Las letanías de mi madre no pararon en la puerta de mi casa cuando salía tomado de su mano y con mi pequeña maleta, sino que en casa de la abuela, a varios, varios kilómetros de distancia, continuaron. Pero ya iban en otro sentido, ya no eran para mí. La carga emocional y la psicología eran distintas. Era un discurso más amenazante dirigido a mi abuela. En resumen, mi madre sentenciaba que si a su pequeño esclavo le pasaba algo, la iba a conocer. Sólo que mi abuela, con esa inteligencia emocional y su infinita paciencia, la escuchó, pero hizo caso a la mitad de sus peticiones, por no decir que la ignoró.

Una sentencia de mi madre era que, por una extraña razón, presentía que mi abuela estaba planeando un viaje a su pueblo natal, al bello y hermoso estado de Michoacán... ¿Por qué sospechaba eso mi madre?

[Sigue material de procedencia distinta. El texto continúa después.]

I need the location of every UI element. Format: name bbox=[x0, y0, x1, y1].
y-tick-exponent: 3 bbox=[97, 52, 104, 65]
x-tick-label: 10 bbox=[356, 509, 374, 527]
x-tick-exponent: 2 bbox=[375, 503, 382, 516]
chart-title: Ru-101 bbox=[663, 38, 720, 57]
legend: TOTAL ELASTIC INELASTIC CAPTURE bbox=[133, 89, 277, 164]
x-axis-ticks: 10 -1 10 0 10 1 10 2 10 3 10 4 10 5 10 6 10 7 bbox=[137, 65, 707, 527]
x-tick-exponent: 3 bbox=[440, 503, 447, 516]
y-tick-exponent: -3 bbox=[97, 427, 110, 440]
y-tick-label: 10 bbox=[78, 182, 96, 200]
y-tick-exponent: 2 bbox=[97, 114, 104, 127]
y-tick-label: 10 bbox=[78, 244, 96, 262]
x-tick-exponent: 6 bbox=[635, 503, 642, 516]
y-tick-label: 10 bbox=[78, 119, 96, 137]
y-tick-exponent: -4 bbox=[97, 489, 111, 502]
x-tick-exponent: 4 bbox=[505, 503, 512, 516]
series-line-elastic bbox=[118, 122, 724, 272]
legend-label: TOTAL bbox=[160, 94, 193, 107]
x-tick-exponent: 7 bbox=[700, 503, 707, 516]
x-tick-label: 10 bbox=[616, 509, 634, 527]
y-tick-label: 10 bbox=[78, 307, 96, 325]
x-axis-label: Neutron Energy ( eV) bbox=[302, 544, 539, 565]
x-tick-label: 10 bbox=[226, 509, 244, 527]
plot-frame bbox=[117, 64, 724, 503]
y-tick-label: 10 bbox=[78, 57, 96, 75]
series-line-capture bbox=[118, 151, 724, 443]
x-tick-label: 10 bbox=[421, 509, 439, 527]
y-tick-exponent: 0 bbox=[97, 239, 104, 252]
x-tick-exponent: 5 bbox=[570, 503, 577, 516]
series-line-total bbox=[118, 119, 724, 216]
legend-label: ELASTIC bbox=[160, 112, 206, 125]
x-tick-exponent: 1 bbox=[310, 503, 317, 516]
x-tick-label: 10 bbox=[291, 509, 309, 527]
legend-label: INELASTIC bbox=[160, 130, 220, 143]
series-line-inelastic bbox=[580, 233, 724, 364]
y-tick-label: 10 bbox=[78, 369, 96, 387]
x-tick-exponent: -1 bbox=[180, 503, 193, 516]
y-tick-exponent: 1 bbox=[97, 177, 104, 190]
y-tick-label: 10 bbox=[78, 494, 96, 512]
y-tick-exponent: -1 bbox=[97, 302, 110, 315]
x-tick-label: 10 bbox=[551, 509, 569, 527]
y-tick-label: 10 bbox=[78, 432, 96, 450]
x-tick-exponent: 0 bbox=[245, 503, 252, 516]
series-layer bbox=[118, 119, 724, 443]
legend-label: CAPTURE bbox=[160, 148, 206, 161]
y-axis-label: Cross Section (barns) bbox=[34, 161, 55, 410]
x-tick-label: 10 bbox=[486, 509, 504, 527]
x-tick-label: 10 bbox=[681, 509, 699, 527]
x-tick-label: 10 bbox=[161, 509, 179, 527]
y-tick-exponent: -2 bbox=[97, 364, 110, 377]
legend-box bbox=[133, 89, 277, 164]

No sé. Creo que está dotada con una suerte de sensor de desgracias o con un don de adivina, o algo aún peor, es como un oráculo. Es decir, si ella dice: "no hagas tal o cual cosa porque te puede pasar tal o cual cosa", y si uno decide desobedecerla, pasa exactamente la desgracia descrita anteriormente.

Evidentemente, a mi abuela le valió tres cominos, y en la madrugada nos fuimos a Michoacán. ¡Qué huevotes los de mi abuela! Tomó sus maletas, mis cosas, las cosas de la tía ratona (una suerte de tía a destiempo ya que tenía mi edad. Magda es la hermana menor de mi madre. Lo de ratona se lo asignó su profesor de primaria. A su corta edad tenía más sobrinos que otra cosa). No tengo muchos detalles del viaje, un par de autobuses tal vez, comer unas ricas tortas de frijol y queso a medio camino. Que aunque fuera largo, el hecho de tener plena conciencia de estar como prófugos lo hacía bastante agradable y lleno de adrenalina. Yo le pregunté a mi abuela qué haríamos si se daba cuenta Ceci, pero ella sólo se limitaba a decir: "¿Y qué me hace tu madre?" Y pues sí, ¿qué le podía hacer mi mamá?

Muchas veces escuché del rancho donde había nacido mi mamá. Muchas veces oí a mi abuelo contar divertidas historias de ese lugar, y por fin lo conocía. Y también conocí a muchos familiares que no tenía idea siquiera que existían. Volví a ver a mi bisabuela, una señora hermosa con miles de arrugas en el rostro que era hipnótico ver su rostro. Siempre con un cigarro delicado encendido en medio de los dedos de la mano derecha. Era un espectáculo ver cómo lo apagaba con la lengua no sin antes haber encendido otro. Me tocó ver cómo las primas de mi madre se levantaban diariamente de madrugada para llevar el maíz al molino para hacer las mejores tortillas que jamás he probado. Solas son deliciosas, pero son los frijoles que se preparan allá los que no tienen igual en ningún lado. Es un manjar. "No he vuelto a probar algo así, no sé qué es, si la cazuela de barro, la manteca o el corazón con que se preparan o todo junto, pero qué rico se comía al pie del fogón". Ver cómo se inflaban las tortillas al calor del comal es el mejor espectáculo del que pude ser testigo.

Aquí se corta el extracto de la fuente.